1904 seems to have been the year that the fledgling film industry made an important but unheralded discovery: audiences also like to root for outlaws - even when they know those outlaws are doomed to fail.

Just look at Revenge, and compare it with another crime film by the same director, released just ten months earlier: The Pickpocket. Although the titles might lead one to believe The Pickpocket is a character study while Revenge is not, actually neither reveals anything about the protagonist.

But although both begin with commission of the crime that sets off the action, nothing in the portayal of the pickpocket garners audience sympathy for the outlaw or his crime. On the other hand, the protagonist of Revenge is shown committing his crime as a victim of betrayal, his life ripped apart by those in power and authority. Finally, the film industry had tapped into an archetype that cinema audiences never seem to tire of identifying with: the protagonist who feels wronged by the powers that be, so sets out for to make things right by slaughtering everything in sight.

The Hero of Liao-Yang

Boring film sparks an interesting mystery: where are the gooks?

Decoyed

A ragtag ruffian forces a 'young girl' to make money on the streets for him. Cleverly uses part of set as a substitute for a title card. But the timeline of events is not clear: all events seem to be happening in real time, but that would mean the 'Reward...Young Girl' poster appears less than a minute after her abductiom!

The White Caps

The two men renown as pioneers of early US cinema, Edwin S. Porter and D.W. Griffith, shared another claim to fame/infamy: each created a work inspired by Thomas Dixon Jr.'s 1905 The Clansman. Griffith's 1915 film The Birth of a Nation was adapted from the stage version of the novel. Edwin S. Porter was inspired by the novel to create this film. According to Before the Nickelodeon: Edwin S. Porter and the Edison Manufacturing Company, Edison advertisements held a pro-vigilante view, proclaiming: A lawless and criminal element almost invariably accompanied the advance guard of civilization and to keep this element in check the law abiding citizens were compelled to secretly organize themselves for their own protection...We have portrayed in Motion Pictures, in a most vivid and realistic manner, the method employed by the “White Caps” to rid the community of undesirable citizens.

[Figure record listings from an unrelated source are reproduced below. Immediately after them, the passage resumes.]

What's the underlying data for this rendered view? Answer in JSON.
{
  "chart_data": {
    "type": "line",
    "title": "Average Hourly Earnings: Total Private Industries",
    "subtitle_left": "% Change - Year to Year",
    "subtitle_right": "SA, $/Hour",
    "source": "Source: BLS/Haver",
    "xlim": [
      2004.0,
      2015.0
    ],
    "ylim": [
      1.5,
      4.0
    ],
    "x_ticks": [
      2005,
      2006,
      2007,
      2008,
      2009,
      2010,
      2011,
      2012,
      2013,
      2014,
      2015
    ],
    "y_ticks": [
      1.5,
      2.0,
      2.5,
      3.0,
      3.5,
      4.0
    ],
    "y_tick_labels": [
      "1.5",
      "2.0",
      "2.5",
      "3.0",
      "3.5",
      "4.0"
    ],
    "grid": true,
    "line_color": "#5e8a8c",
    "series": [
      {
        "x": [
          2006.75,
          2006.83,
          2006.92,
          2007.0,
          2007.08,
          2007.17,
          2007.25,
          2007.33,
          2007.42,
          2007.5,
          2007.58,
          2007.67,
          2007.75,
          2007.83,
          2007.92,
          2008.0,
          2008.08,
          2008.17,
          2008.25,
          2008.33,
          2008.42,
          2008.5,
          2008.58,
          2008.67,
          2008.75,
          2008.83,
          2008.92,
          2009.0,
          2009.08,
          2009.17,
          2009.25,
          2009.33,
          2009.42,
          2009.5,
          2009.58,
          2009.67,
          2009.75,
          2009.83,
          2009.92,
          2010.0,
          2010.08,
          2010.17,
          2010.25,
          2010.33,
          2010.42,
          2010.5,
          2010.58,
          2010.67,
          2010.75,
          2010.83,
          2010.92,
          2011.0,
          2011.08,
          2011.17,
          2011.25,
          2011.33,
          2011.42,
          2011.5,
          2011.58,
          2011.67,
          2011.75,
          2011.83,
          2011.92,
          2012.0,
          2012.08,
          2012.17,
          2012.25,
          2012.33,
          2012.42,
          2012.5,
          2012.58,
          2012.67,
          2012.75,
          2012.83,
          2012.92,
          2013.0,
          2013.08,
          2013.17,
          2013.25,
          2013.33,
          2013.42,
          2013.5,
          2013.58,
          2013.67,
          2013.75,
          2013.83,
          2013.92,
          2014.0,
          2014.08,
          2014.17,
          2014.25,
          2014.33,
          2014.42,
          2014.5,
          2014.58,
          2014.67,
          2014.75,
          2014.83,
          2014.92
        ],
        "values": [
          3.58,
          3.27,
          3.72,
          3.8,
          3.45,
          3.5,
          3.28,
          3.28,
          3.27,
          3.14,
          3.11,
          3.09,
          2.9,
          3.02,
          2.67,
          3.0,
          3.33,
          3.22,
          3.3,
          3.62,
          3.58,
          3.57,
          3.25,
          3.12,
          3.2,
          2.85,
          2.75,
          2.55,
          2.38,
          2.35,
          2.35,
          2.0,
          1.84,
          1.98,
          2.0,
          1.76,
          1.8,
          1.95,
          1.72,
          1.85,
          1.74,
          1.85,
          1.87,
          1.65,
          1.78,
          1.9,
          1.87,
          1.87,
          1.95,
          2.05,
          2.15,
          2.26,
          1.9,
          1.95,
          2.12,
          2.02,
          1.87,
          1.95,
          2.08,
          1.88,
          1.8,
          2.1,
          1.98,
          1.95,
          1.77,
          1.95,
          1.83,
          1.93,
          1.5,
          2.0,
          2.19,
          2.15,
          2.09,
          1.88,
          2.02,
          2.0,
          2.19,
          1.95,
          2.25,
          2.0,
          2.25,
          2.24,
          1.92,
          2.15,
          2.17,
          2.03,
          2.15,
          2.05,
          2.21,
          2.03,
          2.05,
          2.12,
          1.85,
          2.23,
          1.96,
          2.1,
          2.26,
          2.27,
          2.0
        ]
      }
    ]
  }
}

While the White Caps role here as Morality Police may seem relatively benign compared to the lynch justice in The Birth of a Nation, the book also points out: This film narrative exactly parallels an earlier account of “White Cap” activity in a turn-of-the-century newspaper. In the newspaper account, the tar clogged up the man's pores and he eventually died.

The Train Wreckers

After servicing her final two corporate customers, the engineer and the switchman, Rail Tramp Trixie finishes the shift on her day job and heads to the woods to unwind with her own kind. But seems The Boys had gotten tired of waiting and started without her, because she spotted them all in a circle - doing what The Boys do in a circle. So she just stood back and watched: she liked to watch. When The Boys were done with their fun, they surprised Trixie with her favorite fun - a little B&D...doggy style. Reenergized, she headed down to the tracks for her freelance gig, hawking her wares by waving her flag from down below, a signal that was well-known all along the train line. When a trainload of randy squares heading to a convention eyed her flag, they brought the train screeching to a halt - and Trixie scored big-time. “All aboard!”

All around those parts, wives all agreed: of all the loose ladies, nobody could wreck a train trip like Rail Tramp Trixie.